ER: Why do you believe direct response has really caught the attention of general advertisers and brand marketers?
Khubani: You’re seeing DRTV used as a tool by more general advertisers. We’ve seen companies like Procter & Gamble and Church & Dwight, who ended up buying the OxiClean brand, using direct response as part of their marketing mix. Even companies like ProFlowers is using a real direct response commercial. So, that format has certainly caught on. Many companies have noticed that it’s successful and have been using it.
ER: You stated in a recent interview that retail sales accounted for about 90 percent of Telebrands’ business. How much of your business is derived from online?
Khubani: All of our direct response combined is about 10 percent online and retail is 90 percent. We’re really running our DR ads to drive business at retail.
ER: Where do you see Telebrands in the next five to seven years?
Khubani: I believe our sales will continue to grow. We’ve figured out something that really works for us. We’re coming up with inexpensive gadgets that solve everyday problems.
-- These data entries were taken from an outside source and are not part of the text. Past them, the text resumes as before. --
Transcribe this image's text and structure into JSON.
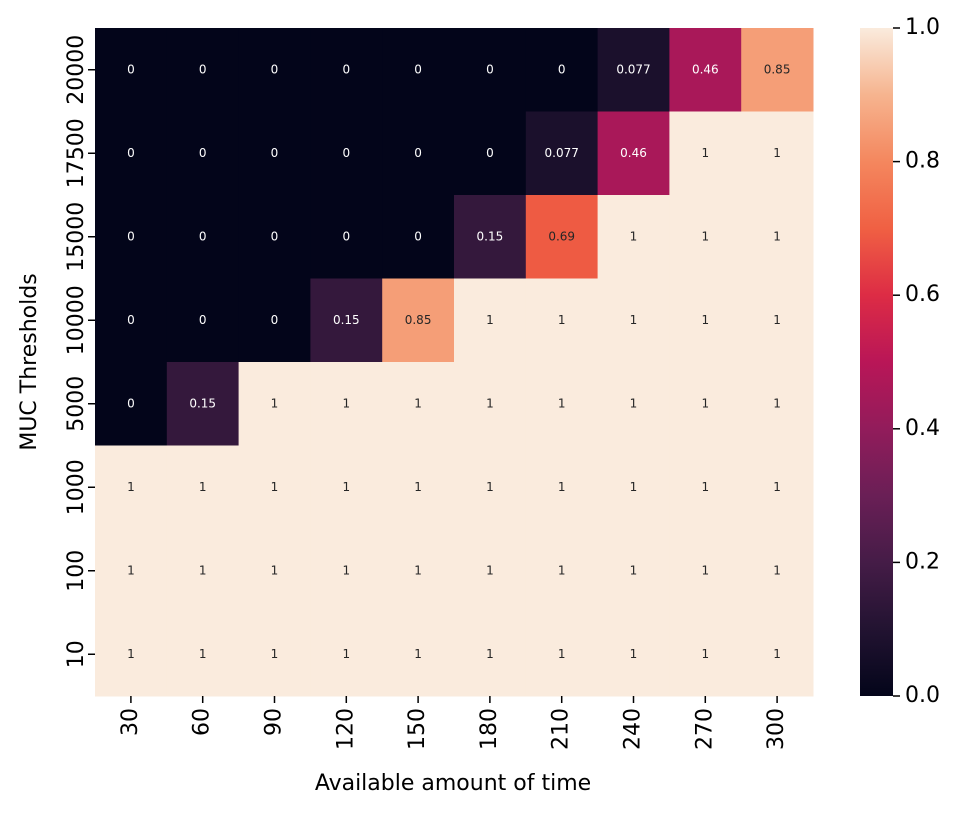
{
  "chart_data": {
    "type": "heatmap",
    "xlabel": "Available amount of time",
    "ylabel": "MUC Thresholds",
    "x_categories": [
      "30",
      "60",
      "90",
      "120",
      "150",
      "180",
      "210",
      "240",
      "270",
      "300"
    ],
    "y_categories": [
      "20000",
      "17500",
      "15000",
      "10000",
      "5000",
      "1000",
      "100",
      "10"
    ],
    "z": [
      [
        0,
        0,
        0,
        0,
        0,
        0,
        0,
        0.077,
        0.46,
        0.85
      ],
      [
        0,
        0,
        0,
        0,
        0,
        0,
        0.077,
        0.46,
        1,
        1
      ],
      [
        0,
        0,
        0,
        0,
        0,
        0.15,
        0.69,
        1,
        1,
        1
      ],
      [
        0,
        0,
        0,
        0.15,
        0.85,
        1,
        1,
        1,
        1,
        1
      ],
      [
        0,
        0.15,
        1,
        1,
        1,
        1,
        1,
        1,
        1,
        1
      ],
      [
        1,
        1,
        1,
        1,
        1,
        1,
        1,
        1,
        1,
        1
      ],
      [
        1,
        1,
        1,
        1,
        1,
        1,
        1,
        1,
        1,
        1
      ],
      [
        1,
        1,
        1,
        1,
        1,
        1,
        1,
        1,
        1,
        1
      ]
    ],
    "colormap": [
      "#03051a",
      "#221331",
      "#451c47",
      "#6a1f56",
      "#921c5b",
      "#b91657",
      "#dd2c45",
      "#f06043",
      "#f4875e",
      "#f6b48f",
      "#faebdd"
    ],
    "clim": [
      0,
      1
    ],
    "cticks": [
      {
        "value": 0,
        "label": "0.0"
      },
      {
        "value": 0.2,
        "label": "0.2"
      },
      {
        "value": 0.4,
        "label": "0.4"
      },
      {
        "value": 0.6,
        "label": "0.6"
      },
      {
        "value": 0.8,
        "label": "0.8"
      },
      {
        "value": 1,
        "label": "1.0"
      }
    ]
  }
}
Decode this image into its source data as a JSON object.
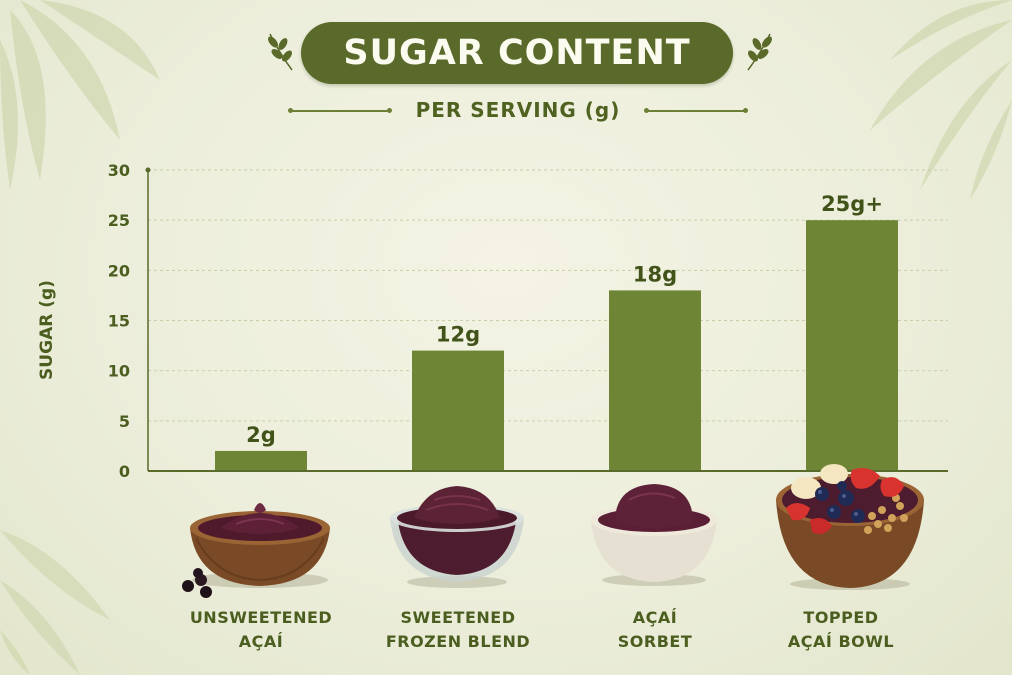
{
  "title": "SUGAR CONTENT",
  "subtitle": "PER SERVING (g)",
  "colors": {
    "accent": "#5a6a2a",
    "bar": "#6d8535",
    "text": "#4b5e1f",
    "background": "#eeefdc"
  },
  "chart_data": {
    "type": "bar",
    "title": "SUGAR CONTENT",
    "subtitle": "PER SERVING (g)",
    "ylabel": "SUGAR (g)",
    "xlabel": "",
    "ylim": [
      0,
      30
    ],
    "yticks": [
      0,
      5,
      10,
      15,
      20,
      25,
      30
    ],
    "grid": true,
    "categories": [
      "UNSWEETENED AÇAÍ",
      "SWEETENED FROZEN BLEND",
      "AÇAÍ SORBET",
      "TOPPED AÇAÍ BOWL"
    ],
    "category_lines": [
      [
        "UNSWEETENED",
        "AÇAÍ"
      ],
      [
        "SWEETENED",
        "FROZEN BLEND"
      ],
      [
        "AÇAÍ",
        "SORBET"
      ],
      [
        "TOPPED",
        "AÇAÍ BOWL"
      ]
    ],
    "values": [
      2,
      12,
      18,
      25
    ],
    "data_labels": [
      "2g",
      "12g",
      "18g",
      "25g+"
    ]
  },
  "images": {
    "unsweetened": "acai-puree-wooden-bowl",
    "sweetened": "acai-blend-glass-bowl",
    "sorbet": "acai-sorbet-ceramic-bowl",
    "topped": "acai-bowl-with-fruit-granola"
  }
}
People will always look for the next new gadget and those new gadgets will always be invented–whether it’s by us or by everyday inventors. It’s just an ongoing business and what’s changing is the way we advertise. Television is getting more diluted, not only with more cable stations but also with other ways in which people get their information–primarily the Internet. So, the advertising method may change but as far as the business of developing and marketing gadgets, I think that will remain the same and we’ll just continue to build the business on that.